Dominikus Uyub : Meneguhkan Budaya Dayak yang Seharusnya
Dominikus Uyub, biasa dipanggi Uyub. Lahir di komunitas suku dayak kayaan di kabupaten Kapuas Hulu di hulu Kapuas propinsi Kalimantan barat. Masa kecilnya dihabiskan dengan berhadapan langsung kehidupan kebudayaan yang masih kental. Disana pulalah ia banyak memahami dan mengerti tentang bagaimana kebudayaan itu yang sesungguhnya yang mestinya sampai hari ini dipertahankan. Pengalaman langsung bersentuhan dengan kebudayaan diperoleh langsung dari Ayahnya, tarian dan musik sape kemudian menarik minatnya untuk menggeluti.
“Saya tergiur dengan kesenian misalnya seperti musik tradisional, musik petik yang disebut Sape. Tari-tarian tradisi dan kebudayaan-kebudayaan lainnya. Masa kecil saya banyak bergaul dengan kehidupan-kehidupan tradisional itu.” tutur Uyub pada suatu kesempatan.
Kecintaan budaya peninggalan leluhur, telah membuat seorang Dominikus Uyub tekun menggeluti budaya dayak khususnya dayak Kayaan di Kapuas Hulu. Pengalaman masa kecil berkesenian di komunitas Dayak Kayaan Dusun Pagung, Desa Datah Diaan, kecamatan Putussibau Selatan. Mempengaruhi kepribadian Uyub saat dewasa. Pandangan hidup, ideologi dan semangat untuk mempertahankan budaya dayak di Kalimantan Barat ia pegang teguh
Sejak usia 7 tahun Uyub telah menjadi salah satu pemain “Sape” di wilayah Kalbar, ia memainkan ragam Dayak Kayaan, baik secara sendiri maupun bersama kelompok sanggarnya. Berbagai pementasan di sekitar Pontianak, Kalbar hingga luar daerah sudah dilakoninya.
Dibandingkan dengan 36 tahun yang lalu, kondisi pergerakan budaya di Kalimantan Barat khususnya drastis sangat jauh berbeda, hampir semua daerah di Kalbar ia kunjungi nyaris meninggalkan tradisi mereka, meninggalkan kearifan-kearifan lokal mereka.
“Memperkenalkan kebudayaan kemudian mempertahankan kebudayaan yang ada khususnya Dayak itu tidak cukup dengan pementasan atau dengan penyelenggaraan kesenian yang biasa dilakukan. Masyarakat perlu diberi pemahaman tentang kebudayaan dayak itu sendiri. Karena dayak itu tidak satu, dayak itu banyak sub suku-nya,”
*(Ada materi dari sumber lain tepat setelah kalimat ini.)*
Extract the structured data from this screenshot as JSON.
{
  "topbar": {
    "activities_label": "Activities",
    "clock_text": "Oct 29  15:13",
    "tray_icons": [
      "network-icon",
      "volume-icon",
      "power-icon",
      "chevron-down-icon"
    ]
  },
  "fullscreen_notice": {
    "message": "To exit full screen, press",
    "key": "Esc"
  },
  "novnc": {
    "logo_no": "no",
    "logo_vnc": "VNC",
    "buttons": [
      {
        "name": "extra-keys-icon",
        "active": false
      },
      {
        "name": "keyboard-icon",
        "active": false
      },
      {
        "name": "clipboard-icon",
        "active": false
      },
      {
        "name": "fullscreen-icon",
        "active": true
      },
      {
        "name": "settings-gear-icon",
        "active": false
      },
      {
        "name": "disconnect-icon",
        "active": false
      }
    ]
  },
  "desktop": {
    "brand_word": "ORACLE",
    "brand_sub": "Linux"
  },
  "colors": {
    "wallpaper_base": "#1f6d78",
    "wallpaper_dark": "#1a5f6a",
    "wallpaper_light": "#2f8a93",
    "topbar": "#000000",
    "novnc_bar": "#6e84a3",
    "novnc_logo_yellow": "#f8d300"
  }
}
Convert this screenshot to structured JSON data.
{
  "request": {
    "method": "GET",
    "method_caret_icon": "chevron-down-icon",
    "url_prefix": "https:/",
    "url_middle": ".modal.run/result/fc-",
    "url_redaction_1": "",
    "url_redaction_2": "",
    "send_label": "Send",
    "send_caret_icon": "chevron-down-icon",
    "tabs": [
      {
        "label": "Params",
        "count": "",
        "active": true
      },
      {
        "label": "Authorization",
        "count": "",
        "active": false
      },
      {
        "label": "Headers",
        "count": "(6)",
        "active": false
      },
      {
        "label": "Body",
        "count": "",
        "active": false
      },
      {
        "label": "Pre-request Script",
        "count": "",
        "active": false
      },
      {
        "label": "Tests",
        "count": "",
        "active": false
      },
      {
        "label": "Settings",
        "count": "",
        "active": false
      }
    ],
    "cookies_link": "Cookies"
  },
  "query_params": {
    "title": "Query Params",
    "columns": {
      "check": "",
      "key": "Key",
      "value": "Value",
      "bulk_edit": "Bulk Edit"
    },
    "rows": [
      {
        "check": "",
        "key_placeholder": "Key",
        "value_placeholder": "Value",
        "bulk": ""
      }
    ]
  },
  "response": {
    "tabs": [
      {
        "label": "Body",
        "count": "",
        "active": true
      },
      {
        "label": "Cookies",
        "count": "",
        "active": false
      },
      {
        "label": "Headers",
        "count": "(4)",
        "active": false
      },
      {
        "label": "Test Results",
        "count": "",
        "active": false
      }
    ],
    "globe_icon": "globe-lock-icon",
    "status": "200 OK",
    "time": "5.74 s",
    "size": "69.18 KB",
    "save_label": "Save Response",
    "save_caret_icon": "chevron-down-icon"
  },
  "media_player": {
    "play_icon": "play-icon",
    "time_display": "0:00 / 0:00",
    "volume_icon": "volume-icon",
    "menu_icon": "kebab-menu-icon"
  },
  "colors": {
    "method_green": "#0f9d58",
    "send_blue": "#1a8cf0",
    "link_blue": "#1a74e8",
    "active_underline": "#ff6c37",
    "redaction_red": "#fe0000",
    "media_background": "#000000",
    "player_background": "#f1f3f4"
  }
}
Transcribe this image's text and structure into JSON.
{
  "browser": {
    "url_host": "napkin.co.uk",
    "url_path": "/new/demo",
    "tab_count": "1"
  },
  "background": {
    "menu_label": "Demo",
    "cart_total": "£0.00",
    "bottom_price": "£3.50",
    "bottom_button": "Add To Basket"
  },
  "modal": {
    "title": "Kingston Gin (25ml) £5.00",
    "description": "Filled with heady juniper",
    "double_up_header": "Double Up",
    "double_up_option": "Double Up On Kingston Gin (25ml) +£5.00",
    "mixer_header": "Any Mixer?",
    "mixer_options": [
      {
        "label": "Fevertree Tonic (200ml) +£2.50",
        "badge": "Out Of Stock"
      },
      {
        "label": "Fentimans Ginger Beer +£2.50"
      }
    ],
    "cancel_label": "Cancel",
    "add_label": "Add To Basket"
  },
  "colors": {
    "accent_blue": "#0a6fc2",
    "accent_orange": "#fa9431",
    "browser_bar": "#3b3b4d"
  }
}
Rasa prihatin itu kemudian ia wujudkan dengan tekun berkesenian bersama sanggar yang dibentuknya dan membagi pengetahuan kepada orang Dayak lain tentang identitas budaya yang seharusnya. Kegelisahannya atas budaya dayak yang disampaikan tak utuh telah menggerakkan tekadnya untuk memberi pemahaman kepada masyarakat lebih mendalam. Jiwa kesenimanannya tak cukup hanya dengan bermain musik, pilihan menuangkan gagasan pun ia wujudkan melalui tulisan-tulisan di Kalimantan Review (KR). Kalimantan Review dalam perjalanannya kemudian menjadi media Institut Dayakologi yang direferensi banyak orang.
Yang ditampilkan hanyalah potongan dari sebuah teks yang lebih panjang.